In practice, the BNP is the conservative version of the AL, but not ideologically so, not committed to any sense of preservation of tradition for the sake of tradition itself, and hence rudderless, without a sense of purpose or direction beyond power – which may not hold the party together for another five years in the wilderness.
The choice the BNP may take is to represent itself as a clearly democratic non-radical party, conservative in social values, pro-business, and in favour of a limited but effective (value-for-money) state. Such a party would possibly argue against the government’s hijra initiative, which somehow comes across as a plump gesture to the radicals.
Can the BNP become a Bangladeshi conservative party? One rather doubts it. The party leadership is surprisingly weak and might not wish to venture any major recasting of the party. Besides, a lean state is not an attractive proposition to a party organisation manned to a considerable extent with people whose aim is to gain access to state resources.
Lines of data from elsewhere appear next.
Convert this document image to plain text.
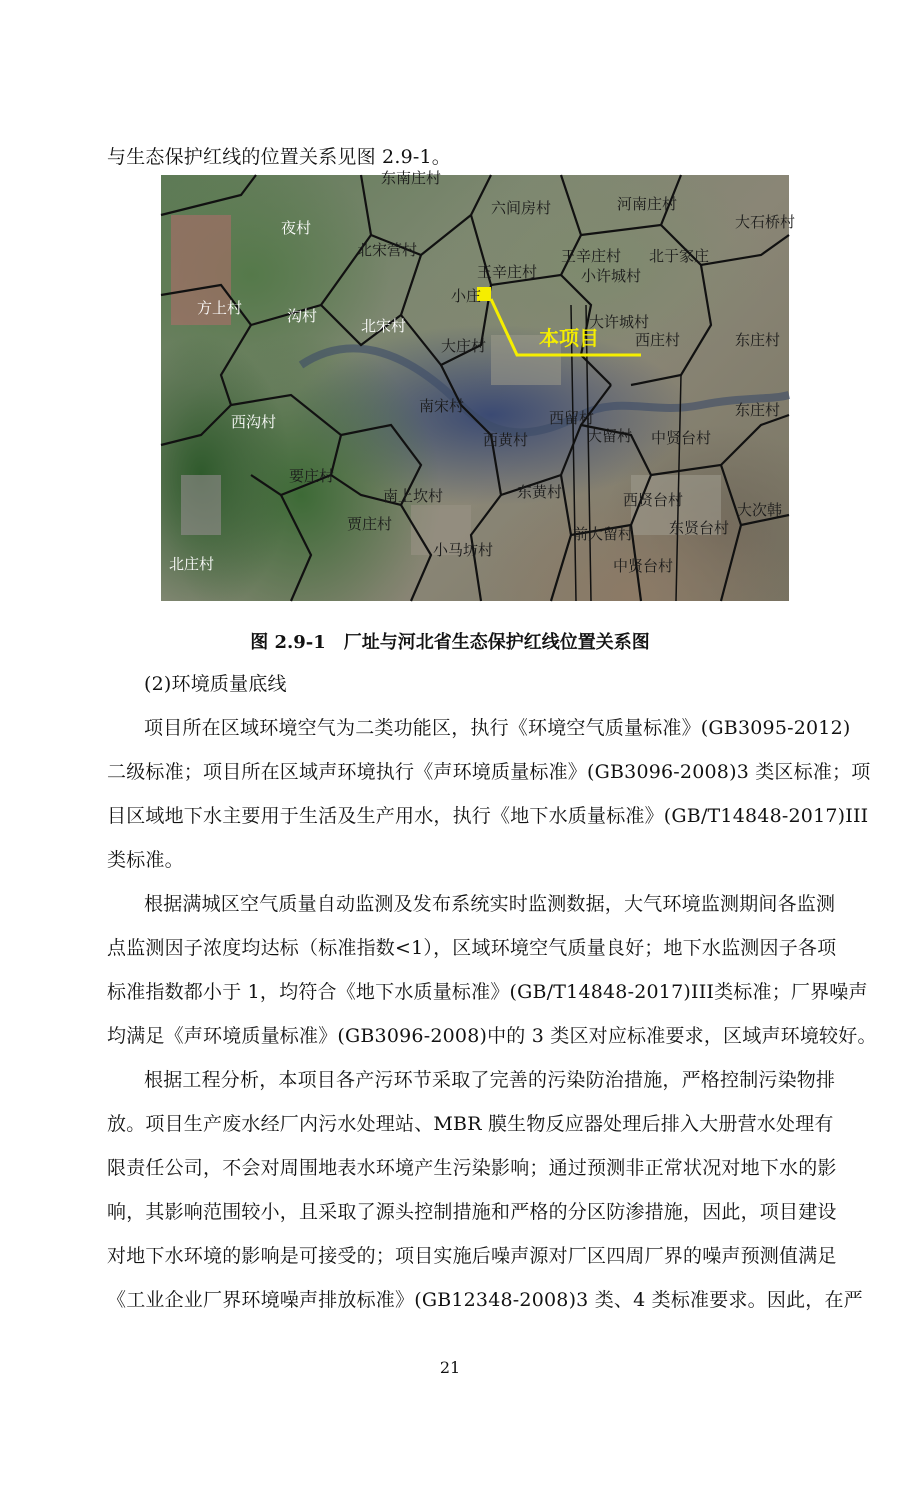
与生态保护红线的位置关系见图 2.9-1。
本项目
东南庄村
六间房村	河南庄村
大石桥村
夜村
北宋营村	王辛庄村 北于家庄
王辛庄村	小许城村
方上村	沟村
小庄
北宋村	大许城村
大庄村	西庄村	东庄村
南宋村
西留村	东庄村
西黄村	大留村 中贤台村
西沟村
要庄村
南上坎村	东黄村	西贤台村
东贤台村
大次韩
贾庄村
前大留村
小马坊村
中贤台村
北庄村
图 2.9-1　厂址与河北省生态保护红线位置关系图
(2)环境质量底线
项目所在区域环境空气为二类功能区，执行《环境空气质量标准》(GB3095-2012)
二级标准；项目所在区域声环境执行《声环境质量标准》(GB3096-2008)3 类区标准；项
目区域地下水主要用于生活及生产用水，执行《地下水质量标准》(GB/T14848-2017)III
类标准。
根据满城区空气质量自动监测及发布系统实时监测数据，大气环境监测期间各监测
点监测因子浓度均达标（标准指数<1），区域环境空气质量良好；地下水监测因子各项
标准指数都小于 1，均符合《地下水质量标准》(GB/T14848-2017)III类标准；厂界噪声
均满足《声环境质量标准》(GB3096-2008)中的 3 类区对应标准要求，区域声环境较好。
根据工程分析，本项目各产污环节采取了完善的污染防治措施，严格控制污染物排
放。项目生产废水经厂内污水处理站、MBR 膜生物反应器处理后排入大册营水处理有
限责任公司，不会对周围地表水环境产生污染影响；通过预测非正常状况对地下水的影
响，其影响范围较小，且采取了源头控制措施和严格的分区防渗措施，因此，项目建设
对地下水环境的影响是可接受的；项目实施后噪声源对厂区四周厂界的噪声预测值满足
《工业企业厂界环境噪声排放标准》(GB12348-2008)3 类、4 类标准要求。因此，在严
21
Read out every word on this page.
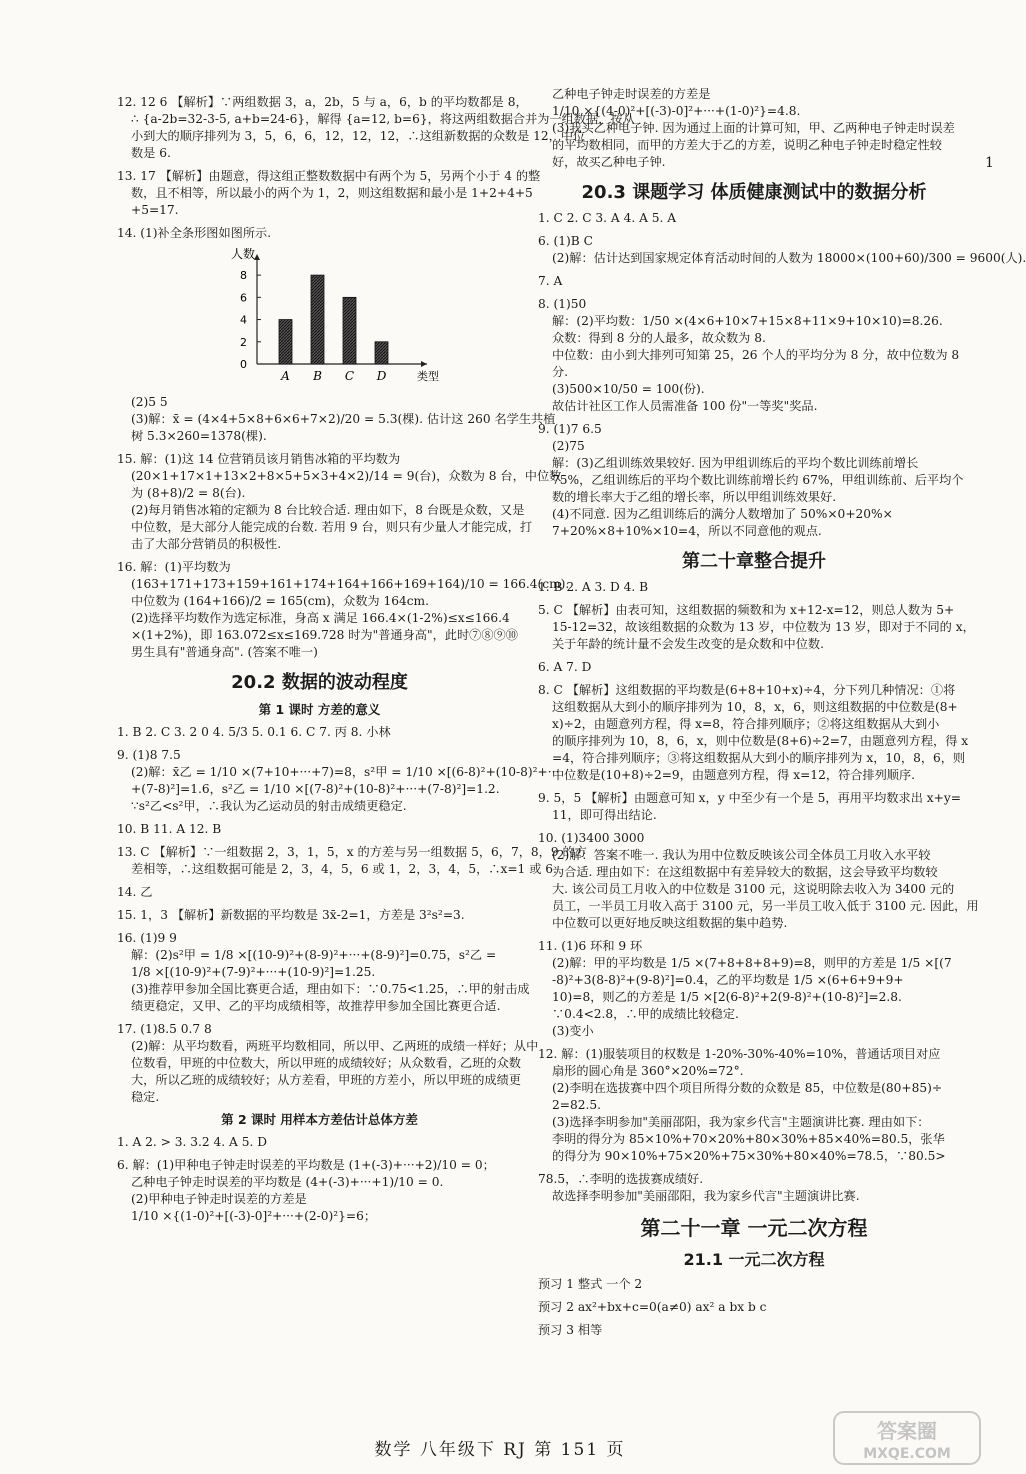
12. 12 6 【解析】∵两组数据 3，a，2b，5 与 a，6，b 的平均数都是 8，
∴ {a-2b=32-3-5, a+b=24-6}，解得 {a=12, b=6}，将这两组数据合并为一组数据，按从
小到大的顺序排列为 3，5，6，6，12，12，12，∴这组新数据的众数是 12，中位
数是 6.
13. 17 【解析】由题意，得这组正整数数据中有两个为 5，另两个小于 4 的整
数，且不相等，所以最小的两个为 1，2，则这组数据和最小是 1+2+4+5
+5=17.
14. (1)补全条形图如图所示.
人数
类型
0
2
4
6
8
A B C D
(2)5 5
(3)解：x̄ = (4×4+5×8+6×6+7×2)/20 = 5.3(棵). 估计这 260 名学生共植
树 5.3×260=1378(棵).
15. 解：(1)这 14 位营销员该月销售冰箱的平均数为
(20×1+17×1+13×2+8×5+5×3+4×2)/14 = 9(台)，众数为 8 台，中位数
为 (8+8)/2 = 8(台).
(2)每月销售冰箱的定额为 8 台比较合适. 理由如下，8 台既是众数，又是
中位数，是大部分人能完成的台数. 若用 9 台，则只有少量人才能完成，打
击了大部分营销员的积极性.
16. 解：(1)平均数为
(163+171+173+159+161+174+164+166+169+164)/10 = 166.4(cm).
中位数为 (164+166)/2 = 165(cm)，众数为 164cm.
(2)选择平均数作为选定标准，身高 x 满足 166.4×(1-2%)≤x≤166.4
×(1+2%)，即 163.072≤x≤169.728 时为"普通身高"，此时⑦⑧⑨⑩
男生具有"普通身高". (答案不唯一)
20.2 数据的波动程度
第 1 课时 方差的意义
1. B 2. C 3. 2 0 4. 5/3 5. 0.1 6. C 7. 丙 8. 小林
9. (1)8 7.5
(2)解：x̄乙 = 1/10 ×(7+10+···+7)=8，s²甲 = 1/10 ×[(6-8)²+(10-8)²+···
+(7-8)²]=1.6，s²乙 = 1/10 ×[(7-8)²+(10-8)²+···+(7-8)²]=1.2.
∵s²乙<s²甲，∴我认为乙运动员的射击成绩更稳定.
10. B 11. A 12. B
13. C 【解析】∵一组数据 2，3，1，5，x 的方差与另一组数据 5，6，7，8，9 的方
差相等，∴这组数据可能是 2，3，4，5，6 或 1，2，3，4，5，∴x=1 或 6.
14. 乙
15. 1，3 【解析】新数据的平均数是 3x̄-2=1，方差是 3²s²=3.
16. (1)9 9
解：(2)s²甲 = 1/8 ×[(10-9)²+(8-9)²+···+(8-9)²]=0.75，s²乙 =
1/8 ×[(10-9)²+(7-9)²+···+(10-9)²]=1.25.
(3)推荐甲参加全国比赛更合适，理由如下：∵0.75<1.25，∴甲的射击成
绩更稳定，又甲、乙的平均成绩相等，故推荐甲参加全国比赛更合适.
17. (1)8.5 0.7 8
(2)解：从平均数看，两班平均数相同，所以甲、乙两班的成绩一样好；从中
位数看，甲班的中位数大，所以甲班的成绩较好；从众数看，乙班的众数
大，所以乙班的成绩较好；从方差看，甲班的方差小，所以甲班的成绩更
稳定.
第 2 课时 用样本方差估计总体方差
1. A 2. > 3. 3.2 4. A 5. D
6. 解：(1)甲种电子钟走时误差的平均数是 (1+(-3)+···+2)/10 = 0；
乙种电子钟走时误差的平均数是 (4+(-3)+···+1)/10 = 0.
(2)甲种电子钟走时误差的方差是
1/10 ×{(1-0)²+[(-3)-0]²+···+(2-0)²}=6；
乙种电子钟走时误差的方差是
1/10 ×{(4-0)²+[(-3)-0]²+···+(1-0)²}=4.8.
(3)我买乙种电子钟. 因为通过上面的计算可知，甲、乙两种电子钟走时误差
的平均数相同，而甲的方差大于乙的方差，说明乙种电子钟走时稳定性较
好，故买乙种电子钟.
20.3 课题学习 体质健康测试中的数据分析
1. C 2. C 3. A 4. A 5. A
6. (1)B C
(2)解：估计达到国家规定体育活动时间的人数为 18000×(100+60)/300 = 9600(人).
7. A
8. (1)50
解：(2)平均数：1/50 ×(4×6+10×7+15×8+11×9+10×10)=8.26.
众数：得到 8 分的人最多，故众数为 8.
中位数：由小到大排列可知第 25，26 个人的平均分为 8 分，故中位数为 8
分.
(3)500×10/50 = 100(份).
故估计社区工作人员需准备 100 份"一等奖"奖品.
9. (1)7 6.5
(2)75
解：(3)乙组训练效果较好. 因为甲组训练后的平均个数比训练前增长
75%，乙组训练后的平均个数比训练前增长约 67%，甲组训练前、后平均个
数的增长率大于乙组的增长率，所以甲组训练效果好.
(4)不同意. 因为乙组训练后的满分人数增加了 50%×0+20%×
7+20%×8+10%×10=4，所以不同意他的观点.
第二十章整合提升
1. B 2. A 3. D 4. B
5. C 【解析】由表可知，这组数据的频数和为 x+12-x=12，则总人数为 5+
15-12=32，故该组数据的众数为 13 岁，中位数为 13 岁，即对于不同的 x，
关于年龄的统计量不会发生改变的是众数和中位数.
6. A 7. D
8. C 【解析】这组数据的平均数是(6+8+10+x)÷4，分下列几种情况：①将
这组数据从大到小的顺序排列为 10，8，x，6，则这组数据的中位数是(8+
x)÷2，由题意列方程，得 x=8，符合排列顺序；②将这组数据从大到小
的顺序排列为 10，8，6，x，则中位数是(8+6)÷2=7，由题意列方程，得 x
=4，符合排列顺序；③将这组数据从大到小的顺序排列为 x，10，8，6，则
中位数是(10+8)÷2=9，由题意列方程，得 x=12，符合排列顺序.
9. 5，5 【解析】由题意可知 x，y 中至少有一个是 5，再用平均数求出 x+y=
11，即可得出结论.
10. (1)3400 3000
(2)解：答案不唯一. 我认为用中位数反映该公司全体员工月收入水平较
为合适. 理由如下：在这组数据中有差异较大的数据，这会导致平均数较
大. 该公司员工月收入的中位数是 3100 元，这说明除去收入为 3400 元的
员工，一半员工月收入高于 3100 元，另一半员工收入低于 3100 元. 因此，用
中位数可以更好地反映这组数据的集中趋势.
11. (1)6 环和 9 环
(2)解：甲的平均数是 1/5 ×(7+8+8+8+9)=8，则甲的方差是 1/5 ×[(7
-8)²+3(8-8)²+(9-8)²]=0.4，乙的平均数是 1/5 ×(6+6+9+9+
10)=8，则乙的方差是 1/5 ×[2(6-8)²+2(9-8)²+(10-8)²]=2.8.
∵0.4<2.8，∴甲的成绩比较稳定.
(3)变小
12. 解：(1)服装项目的权数是 1-20%-30%-40%=10%，普通话项目对应
扇形的圆心角是 360°×20%=72°.
(2)李明在选拔赛中四个项目所得分数的众数是 85，中位数是(80+85)÷
2=82.5.
(3)选择李明参加"美丽邵阳，我为家乡代言"主题演讲比赛. 理由如下：
李明的得分为 85×10%+70×20%+80×30%+85×40%=80.5，张华
的得分为 90×10%+75×20%+75×30%+80×40%=78.5，∵80.5>
78.5，∴李明的选拔赛成绩好.
故选择李明参加"美丽邵阳，我为家乡代言"主题演讲比赛.
第二十一章 一元二次方程
21.1 一元二次方程
预习 1 整式 一个 2
预习 2 ax²+bx+c=0(a≠0) ax² a bx b c
预习 3 相等
1
数学 八年级下 RJ 第 151 页
答案圈
MXQE.COM
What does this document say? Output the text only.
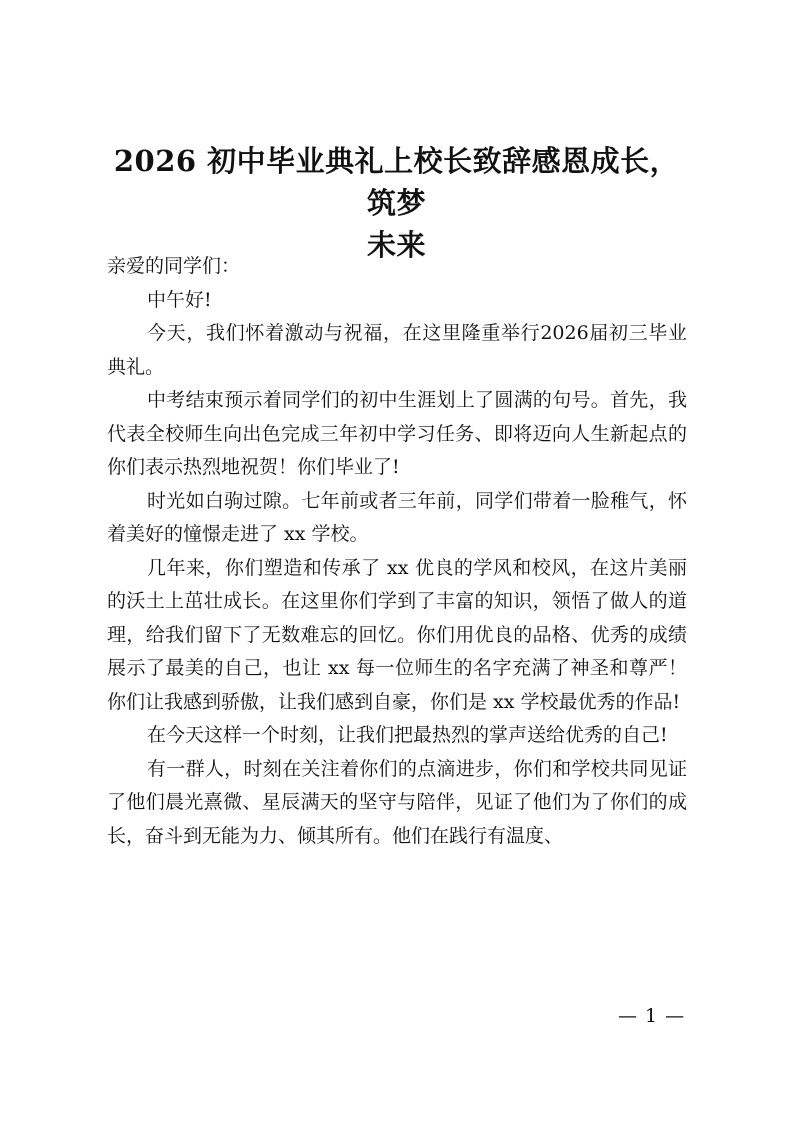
2026 初中毕业典礼上校长致辞感恩成长，筑梦
未来

亲爱的同学们：

中午好!

今天，我们怀着激动与祝福，在这里隆重举行2026届初三毕业典礼。

中考结束预示着同学们的初中生涯划上了圆满的句号。首先，我代表全校师生向出色完成三年初中学习任务、即将迈向人生新起点的你们表示热烈地祝贺！你们毕业了!

时光如白驹过隙。七年前或者三年前，同学们带着一脸稚气，怀着美好的憧憬走进了 xx 学校。

几年来，你们塑造和传承了 xx 优良的学风和校风，在这片美丽的沃土上茁壮成长。在这里你们学到了丰富的知识，领悟了做人的道理，给我们留下了无数难忘的回忆。你们用优良的品格、优秀的成绩展示了最美的自己，也让 xx 每一位师生的名字充满了神圣和尊严！你们让我感到骄傲，让我们感到自豪，你们是 xx 学校最优秀的作品!

在今天这样一个时刻，让我们把最热烈的掌声送给优秀的自己!

有一群人，时刻在关注着你们的点滴进步，你们和学校共同见证了他们晨光熹微、星辰满天的坚守与陪伴，见证了他们为了你们的成长，奋斗到无能为力、倾其所有。他们在践行有温度、

— 1 —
The question also involves asking if there is room for a conservative party in Bangladesh, if indeed there is such a thing as Bangladeshi conservativism. It does sound contrary to so much in the country’s history, which is one of upheavals, revolutions, and protest. Another challenge will be to distinguish conservativism from backwardness, anti-progress, and fundamentalism.
And yet, if Bangladeshi political culture is the challenge to be addressed, then the moment might actually be here now.